Out of concern for students, multiple school counties have boldly opted to ban the drinks from their vending machines. Their concern isn’t unwarranted; in March, a 14-year-old who drank 48 ounces of the stuff died of “caffeine toxicity.” Her parents later filed a wrongful death lawsuit. And who can forget Four Loko, the energy drink/alcohol combination that was also blamed for multiple deaths and injuries, including the death of a minor, before pressure from lawmakers prompted them to rework its formula (to no longer include caffeine)?
Unfortunately, none of the lawsuits or inquiries have had much effect on the burgeoning industry, aside from the change to Four Loko’s recipe. They are, however, key in ensuring that the safety of energy drinks like Monster remain an FDA priority.
Because energy drinks are still relatively new, the laws and regulations about how much caffeine and other additives they can contain haven’t really been very carefully examined. The same goes for labeling, which is often unclear. As a result, the industry is still pretty widely unchecked, with little to no oversight to protect consumers (many of whom are kids and teens).
But that doesn’t sit right with a lot of lawmakers. New York Attorney General Eric T. Schneiderman recently subpoenaed Monster, alongside Pepsi and the maker of 5-Hour Energy, because he felt their unclear labels were deemed cause for concern. That case is still pending, but will, hopefully, end with more transparent labeling, to help consumers make more informed decisions.

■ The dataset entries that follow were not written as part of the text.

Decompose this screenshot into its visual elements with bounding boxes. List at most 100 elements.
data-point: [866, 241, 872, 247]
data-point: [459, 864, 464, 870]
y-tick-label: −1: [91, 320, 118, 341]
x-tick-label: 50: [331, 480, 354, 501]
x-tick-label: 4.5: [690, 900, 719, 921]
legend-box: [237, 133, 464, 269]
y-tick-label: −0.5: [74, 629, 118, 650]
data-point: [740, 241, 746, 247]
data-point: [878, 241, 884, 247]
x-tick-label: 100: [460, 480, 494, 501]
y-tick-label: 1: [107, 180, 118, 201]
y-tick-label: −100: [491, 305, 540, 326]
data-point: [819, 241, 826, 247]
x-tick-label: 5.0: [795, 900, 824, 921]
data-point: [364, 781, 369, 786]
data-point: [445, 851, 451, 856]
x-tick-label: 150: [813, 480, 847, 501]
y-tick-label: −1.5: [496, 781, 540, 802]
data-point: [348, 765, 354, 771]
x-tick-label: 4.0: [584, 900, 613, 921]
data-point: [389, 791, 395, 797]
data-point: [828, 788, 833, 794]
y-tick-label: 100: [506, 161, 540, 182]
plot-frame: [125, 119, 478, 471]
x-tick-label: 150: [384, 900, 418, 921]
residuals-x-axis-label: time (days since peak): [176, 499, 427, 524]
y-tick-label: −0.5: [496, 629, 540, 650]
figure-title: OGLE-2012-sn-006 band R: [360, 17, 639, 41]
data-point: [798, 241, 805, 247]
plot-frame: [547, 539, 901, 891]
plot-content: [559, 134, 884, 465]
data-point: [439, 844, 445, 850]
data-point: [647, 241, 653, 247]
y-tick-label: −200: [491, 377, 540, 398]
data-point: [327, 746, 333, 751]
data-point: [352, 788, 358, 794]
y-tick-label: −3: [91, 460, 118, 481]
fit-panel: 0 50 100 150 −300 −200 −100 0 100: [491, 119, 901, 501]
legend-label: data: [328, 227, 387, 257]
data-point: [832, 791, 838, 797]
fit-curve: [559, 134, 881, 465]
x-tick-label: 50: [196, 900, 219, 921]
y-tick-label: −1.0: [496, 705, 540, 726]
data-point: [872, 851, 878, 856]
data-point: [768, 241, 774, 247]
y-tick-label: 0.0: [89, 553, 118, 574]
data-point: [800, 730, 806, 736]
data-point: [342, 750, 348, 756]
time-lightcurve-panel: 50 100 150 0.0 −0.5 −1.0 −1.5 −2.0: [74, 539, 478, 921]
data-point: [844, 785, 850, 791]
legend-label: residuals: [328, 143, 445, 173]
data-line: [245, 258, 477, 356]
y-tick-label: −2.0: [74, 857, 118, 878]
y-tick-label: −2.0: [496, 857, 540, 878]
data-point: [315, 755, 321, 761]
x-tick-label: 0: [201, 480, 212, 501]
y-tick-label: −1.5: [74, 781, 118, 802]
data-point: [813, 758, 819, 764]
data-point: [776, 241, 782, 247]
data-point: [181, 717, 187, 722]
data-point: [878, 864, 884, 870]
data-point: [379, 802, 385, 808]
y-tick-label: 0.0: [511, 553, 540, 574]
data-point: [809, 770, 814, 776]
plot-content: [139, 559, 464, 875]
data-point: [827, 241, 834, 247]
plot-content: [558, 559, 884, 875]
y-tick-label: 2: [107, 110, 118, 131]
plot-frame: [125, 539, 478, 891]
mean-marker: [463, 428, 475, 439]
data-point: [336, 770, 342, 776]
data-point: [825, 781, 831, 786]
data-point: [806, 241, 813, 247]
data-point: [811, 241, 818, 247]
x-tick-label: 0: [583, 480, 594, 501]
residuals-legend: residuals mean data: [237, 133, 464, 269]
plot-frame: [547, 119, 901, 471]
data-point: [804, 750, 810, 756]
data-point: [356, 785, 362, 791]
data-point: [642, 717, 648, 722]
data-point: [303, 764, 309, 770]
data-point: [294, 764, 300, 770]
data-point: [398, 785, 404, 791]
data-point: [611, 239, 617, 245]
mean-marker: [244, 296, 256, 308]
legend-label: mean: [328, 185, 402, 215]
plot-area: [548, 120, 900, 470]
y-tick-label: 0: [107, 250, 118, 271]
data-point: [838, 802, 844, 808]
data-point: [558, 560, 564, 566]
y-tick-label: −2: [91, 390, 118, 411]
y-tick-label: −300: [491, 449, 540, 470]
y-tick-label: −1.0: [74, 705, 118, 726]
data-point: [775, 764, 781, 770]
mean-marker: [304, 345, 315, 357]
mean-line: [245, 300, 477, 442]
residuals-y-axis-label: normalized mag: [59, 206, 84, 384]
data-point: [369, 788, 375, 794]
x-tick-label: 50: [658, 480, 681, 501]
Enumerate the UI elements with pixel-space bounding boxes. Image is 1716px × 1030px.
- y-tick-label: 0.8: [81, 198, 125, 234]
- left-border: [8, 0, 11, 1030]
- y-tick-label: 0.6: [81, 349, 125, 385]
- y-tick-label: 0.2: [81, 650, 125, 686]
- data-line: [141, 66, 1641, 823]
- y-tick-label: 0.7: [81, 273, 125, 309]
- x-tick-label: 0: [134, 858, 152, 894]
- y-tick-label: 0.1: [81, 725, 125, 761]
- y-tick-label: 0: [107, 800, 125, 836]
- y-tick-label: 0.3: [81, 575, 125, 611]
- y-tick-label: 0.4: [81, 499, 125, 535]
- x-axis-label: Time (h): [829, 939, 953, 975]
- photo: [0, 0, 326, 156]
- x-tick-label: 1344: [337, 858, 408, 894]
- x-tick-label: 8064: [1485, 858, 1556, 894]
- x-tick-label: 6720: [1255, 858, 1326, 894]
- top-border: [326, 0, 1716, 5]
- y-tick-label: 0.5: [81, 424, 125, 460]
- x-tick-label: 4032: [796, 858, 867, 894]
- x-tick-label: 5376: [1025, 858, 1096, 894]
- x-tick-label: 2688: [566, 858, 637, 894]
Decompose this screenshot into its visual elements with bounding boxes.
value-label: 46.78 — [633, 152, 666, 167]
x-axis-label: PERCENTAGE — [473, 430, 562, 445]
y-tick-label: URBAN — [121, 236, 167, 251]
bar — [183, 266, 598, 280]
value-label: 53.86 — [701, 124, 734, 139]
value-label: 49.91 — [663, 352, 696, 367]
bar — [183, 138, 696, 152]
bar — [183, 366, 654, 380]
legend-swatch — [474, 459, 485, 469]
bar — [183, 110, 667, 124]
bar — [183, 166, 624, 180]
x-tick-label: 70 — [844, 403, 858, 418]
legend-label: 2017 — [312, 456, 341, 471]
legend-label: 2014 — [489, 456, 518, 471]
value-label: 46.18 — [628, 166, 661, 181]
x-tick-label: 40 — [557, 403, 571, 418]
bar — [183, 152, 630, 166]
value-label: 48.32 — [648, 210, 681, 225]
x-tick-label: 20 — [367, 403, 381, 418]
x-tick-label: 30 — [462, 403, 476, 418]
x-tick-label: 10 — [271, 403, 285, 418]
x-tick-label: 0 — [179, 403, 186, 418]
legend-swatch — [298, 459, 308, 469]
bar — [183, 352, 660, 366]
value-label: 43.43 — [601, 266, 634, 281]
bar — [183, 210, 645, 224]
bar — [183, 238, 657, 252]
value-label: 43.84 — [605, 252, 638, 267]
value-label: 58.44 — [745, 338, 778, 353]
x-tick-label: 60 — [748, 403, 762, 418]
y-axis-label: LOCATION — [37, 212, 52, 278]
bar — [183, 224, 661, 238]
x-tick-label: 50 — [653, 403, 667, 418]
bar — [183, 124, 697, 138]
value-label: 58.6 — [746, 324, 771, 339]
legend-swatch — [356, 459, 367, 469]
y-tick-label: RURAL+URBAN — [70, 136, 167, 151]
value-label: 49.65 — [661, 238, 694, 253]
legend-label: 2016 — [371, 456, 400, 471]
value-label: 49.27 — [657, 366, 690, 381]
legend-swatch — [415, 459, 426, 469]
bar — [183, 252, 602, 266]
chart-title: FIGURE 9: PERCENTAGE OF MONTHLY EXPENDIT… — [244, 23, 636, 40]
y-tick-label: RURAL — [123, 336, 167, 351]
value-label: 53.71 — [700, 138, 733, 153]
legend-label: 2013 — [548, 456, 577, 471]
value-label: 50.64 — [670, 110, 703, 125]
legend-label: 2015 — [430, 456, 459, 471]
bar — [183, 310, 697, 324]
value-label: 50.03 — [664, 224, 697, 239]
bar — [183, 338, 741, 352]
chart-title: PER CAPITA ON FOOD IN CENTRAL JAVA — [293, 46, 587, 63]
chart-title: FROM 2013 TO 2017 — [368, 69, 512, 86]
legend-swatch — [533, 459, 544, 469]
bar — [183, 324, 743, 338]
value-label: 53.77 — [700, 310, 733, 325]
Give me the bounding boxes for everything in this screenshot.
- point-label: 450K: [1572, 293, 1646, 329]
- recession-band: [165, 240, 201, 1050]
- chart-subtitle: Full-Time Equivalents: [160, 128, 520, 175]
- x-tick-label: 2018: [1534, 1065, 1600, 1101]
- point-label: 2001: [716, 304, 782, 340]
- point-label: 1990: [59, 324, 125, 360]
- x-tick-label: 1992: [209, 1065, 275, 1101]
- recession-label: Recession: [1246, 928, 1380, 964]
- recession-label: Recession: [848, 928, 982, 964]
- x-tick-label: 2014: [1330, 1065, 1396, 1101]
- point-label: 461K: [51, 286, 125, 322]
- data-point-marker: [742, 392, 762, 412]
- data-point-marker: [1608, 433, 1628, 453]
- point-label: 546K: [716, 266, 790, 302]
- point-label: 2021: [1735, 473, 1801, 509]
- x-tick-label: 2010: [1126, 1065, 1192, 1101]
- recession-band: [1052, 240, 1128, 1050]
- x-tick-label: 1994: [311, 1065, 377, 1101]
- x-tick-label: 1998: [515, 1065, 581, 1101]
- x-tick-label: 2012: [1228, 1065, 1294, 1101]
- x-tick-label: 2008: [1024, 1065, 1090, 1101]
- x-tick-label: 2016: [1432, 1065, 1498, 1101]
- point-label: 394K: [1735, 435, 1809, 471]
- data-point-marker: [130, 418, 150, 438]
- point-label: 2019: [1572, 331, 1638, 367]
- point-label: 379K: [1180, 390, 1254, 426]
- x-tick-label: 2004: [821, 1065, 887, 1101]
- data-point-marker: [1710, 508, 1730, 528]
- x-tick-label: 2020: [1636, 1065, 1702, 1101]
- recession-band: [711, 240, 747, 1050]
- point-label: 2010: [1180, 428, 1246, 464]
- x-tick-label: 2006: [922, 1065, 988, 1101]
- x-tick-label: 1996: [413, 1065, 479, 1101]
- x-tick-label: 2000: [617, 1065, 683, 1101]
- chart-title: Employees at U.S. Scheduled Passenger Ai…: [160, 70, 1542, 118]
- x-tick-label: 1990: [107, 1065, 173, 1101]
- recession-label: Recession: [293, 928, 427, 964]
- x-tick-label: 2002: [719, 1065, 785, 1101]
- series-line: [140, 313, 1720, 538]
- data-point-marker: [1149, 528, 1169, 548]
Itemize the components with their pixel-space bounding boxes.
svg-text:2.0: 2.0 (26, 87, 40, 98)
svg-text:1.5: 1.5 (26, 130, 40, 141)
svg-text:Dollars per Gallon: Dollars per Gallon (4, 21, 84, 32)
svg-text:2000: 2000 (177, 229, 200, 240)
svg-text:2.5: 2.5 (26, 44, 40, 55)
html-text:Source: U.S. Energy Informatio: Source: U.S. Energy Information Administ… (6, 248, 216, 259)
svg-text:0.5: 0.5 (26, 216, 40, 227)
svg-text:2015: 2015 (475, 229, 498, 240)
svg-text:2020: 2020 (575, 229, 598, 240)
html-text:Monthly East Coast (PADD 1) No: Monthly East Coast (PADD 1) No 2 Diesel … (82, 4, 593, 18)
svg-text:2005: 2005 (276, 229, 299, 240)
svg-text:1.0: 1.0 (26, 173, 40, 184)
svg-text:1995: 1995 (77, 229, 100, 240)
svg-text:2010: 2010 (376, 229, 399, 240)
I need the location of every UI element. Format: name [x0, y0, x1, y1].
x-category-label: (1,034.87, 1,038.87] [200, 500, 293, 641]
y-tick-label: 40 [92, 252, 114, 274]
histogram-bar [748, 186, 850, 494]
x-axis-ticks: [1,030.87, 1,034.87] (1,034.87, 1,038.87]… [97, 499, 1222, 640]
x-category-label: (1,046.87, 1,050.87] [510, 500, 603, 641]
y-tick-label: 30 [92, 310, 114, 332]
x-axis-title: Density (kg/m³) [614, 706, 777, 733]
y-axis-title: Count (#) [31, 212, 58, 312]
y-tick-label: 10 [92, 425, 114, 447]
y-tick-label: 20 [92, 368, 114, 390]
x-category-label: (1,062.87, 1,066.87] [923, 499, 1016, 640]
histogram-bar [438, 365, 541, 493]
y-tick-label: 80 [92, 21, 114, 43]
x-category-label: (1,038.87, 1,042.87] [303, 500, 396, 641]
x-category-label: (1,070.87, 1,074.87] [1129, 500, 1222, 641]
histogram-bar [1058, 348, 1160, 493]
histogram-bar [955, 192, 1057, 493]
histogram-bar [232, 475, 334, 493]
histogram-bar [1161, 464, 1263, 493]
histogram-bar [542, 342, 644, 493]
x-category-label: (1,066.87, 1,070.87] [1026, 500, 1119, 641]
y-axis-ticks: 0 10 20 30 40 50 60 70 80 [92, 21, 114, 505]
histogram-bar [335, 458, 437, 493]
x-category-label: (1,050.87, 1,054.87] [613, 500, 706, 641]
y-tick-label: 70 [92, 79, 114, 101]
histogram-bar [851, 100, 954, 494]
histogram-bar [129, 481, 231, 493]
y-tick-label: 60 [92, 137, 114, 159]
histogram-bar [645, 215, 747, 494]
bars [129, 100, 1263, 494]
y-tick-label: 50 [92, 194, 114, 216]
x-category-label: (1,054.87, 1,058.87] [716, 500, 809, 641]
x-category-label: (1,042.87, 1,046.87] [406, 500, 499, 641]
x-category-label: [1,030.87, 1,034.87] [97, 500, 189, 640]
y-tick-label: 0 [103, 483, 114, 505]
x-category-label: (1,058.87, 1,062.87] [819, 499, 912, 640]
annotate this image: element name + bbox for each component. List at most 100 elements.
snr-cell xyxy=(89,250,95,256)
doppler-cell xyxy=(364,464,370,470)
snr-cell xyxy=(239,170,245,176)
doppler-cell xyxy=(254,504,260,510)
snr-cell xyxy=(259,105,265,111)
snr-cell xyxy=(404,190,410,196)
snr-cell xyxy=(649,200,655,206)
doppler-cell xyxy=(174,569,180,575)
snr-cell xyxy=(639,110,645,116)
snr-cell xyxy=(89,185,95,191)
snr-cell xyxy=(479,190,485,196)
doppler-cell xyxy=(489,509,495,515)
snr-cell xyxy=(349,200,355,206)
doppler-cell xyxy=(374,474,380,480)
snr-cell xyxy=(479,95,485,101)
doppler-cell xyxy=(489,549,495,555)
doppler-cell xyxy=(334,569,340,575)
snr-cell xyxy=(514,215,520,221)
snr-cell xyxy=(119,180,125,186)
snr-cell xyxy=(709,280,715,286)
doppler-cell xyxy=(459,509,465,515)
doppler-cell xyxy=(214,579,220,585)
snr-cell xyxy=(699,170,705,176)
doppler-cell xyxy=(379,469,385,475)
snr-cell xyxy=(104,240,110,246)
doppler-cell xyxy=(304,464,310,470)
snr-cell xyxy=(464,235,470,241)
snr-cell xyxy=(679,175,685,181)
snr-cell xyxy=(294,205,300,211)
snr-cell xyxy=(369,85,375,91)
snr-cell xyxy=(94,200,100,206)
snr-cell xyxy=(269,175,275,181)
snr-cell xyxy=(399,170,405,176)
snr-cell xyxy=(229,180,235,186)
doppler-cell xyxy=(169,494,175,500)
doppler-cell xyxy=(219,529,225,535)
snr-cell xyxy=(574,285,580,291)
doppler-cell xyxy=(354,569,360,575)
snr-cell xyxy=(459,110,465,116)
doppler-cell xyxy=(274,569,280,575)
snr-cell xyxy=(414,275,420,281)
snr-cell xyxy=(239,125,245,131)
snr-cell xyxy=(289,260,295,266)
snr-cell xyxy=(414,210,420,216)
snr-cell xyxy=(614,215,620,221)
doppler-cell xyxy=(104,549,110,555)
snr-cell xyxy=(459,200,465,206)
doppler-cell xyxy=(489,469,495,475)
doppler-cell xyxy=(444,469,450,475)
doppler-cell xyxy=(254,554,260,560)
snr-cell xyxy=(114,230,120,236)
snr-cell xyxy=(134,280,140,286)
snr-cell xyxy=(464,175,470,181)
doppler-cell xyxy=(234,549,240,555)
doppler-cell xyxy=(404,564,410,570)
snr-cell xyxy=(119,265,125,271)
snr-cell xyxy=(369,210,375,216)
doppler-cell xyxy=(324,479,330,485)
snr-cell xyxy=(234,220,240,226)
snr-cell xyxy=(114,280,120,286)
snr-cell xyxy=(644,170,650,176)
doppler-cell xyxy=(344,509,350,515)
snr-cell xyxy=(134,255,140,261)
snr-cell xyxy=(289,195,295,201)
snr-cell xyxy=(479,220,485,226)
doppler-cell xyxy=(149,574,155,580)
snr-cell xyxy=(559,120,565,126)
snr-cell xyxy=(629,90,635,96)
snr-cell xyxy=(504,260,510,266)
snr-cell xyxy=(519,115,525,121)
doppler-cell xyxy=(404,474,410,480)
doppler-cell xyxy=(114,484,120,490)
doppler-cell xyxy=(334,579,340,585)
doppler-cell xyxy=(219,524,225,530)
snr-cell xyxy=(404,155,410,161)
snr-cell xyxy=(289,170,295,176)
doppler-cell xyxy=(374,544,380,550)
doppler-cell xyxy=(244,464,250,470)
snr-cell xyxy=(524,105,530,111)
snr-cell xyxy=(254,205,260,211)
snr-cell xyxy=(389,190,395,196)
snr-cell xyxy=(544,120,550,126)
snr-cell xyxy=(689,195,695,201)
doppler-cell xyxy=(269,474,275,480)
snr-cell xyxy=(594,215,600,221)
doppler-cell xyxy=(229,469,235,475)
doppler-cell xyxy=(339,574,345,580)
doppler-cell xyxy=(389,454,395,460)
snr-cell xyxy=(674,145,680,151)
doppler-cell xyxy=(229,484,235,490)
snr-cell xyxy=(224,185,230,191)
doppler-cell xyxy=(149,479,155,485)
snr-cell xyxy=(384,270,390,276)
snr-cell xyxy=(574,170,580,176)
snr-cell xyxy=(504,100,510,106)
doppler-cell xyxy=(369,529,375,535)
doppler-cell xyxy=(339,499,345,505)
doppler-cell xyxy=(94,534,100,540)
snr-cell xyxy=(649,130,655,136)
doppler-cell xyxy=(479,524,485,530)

With the popularity of energy drinks trending steadily upward, it seems obvious that consumer protection organizations would want to ensure that the products are safe–or at least, that they warn consumers of the health risks they may pose. Unfortunately, it’s unlikely that the manufacturers of these drinks will take responsibility and do it without having their hand forced.
I have a feeling we’ll see a lot more of these lawsuits in the very near future.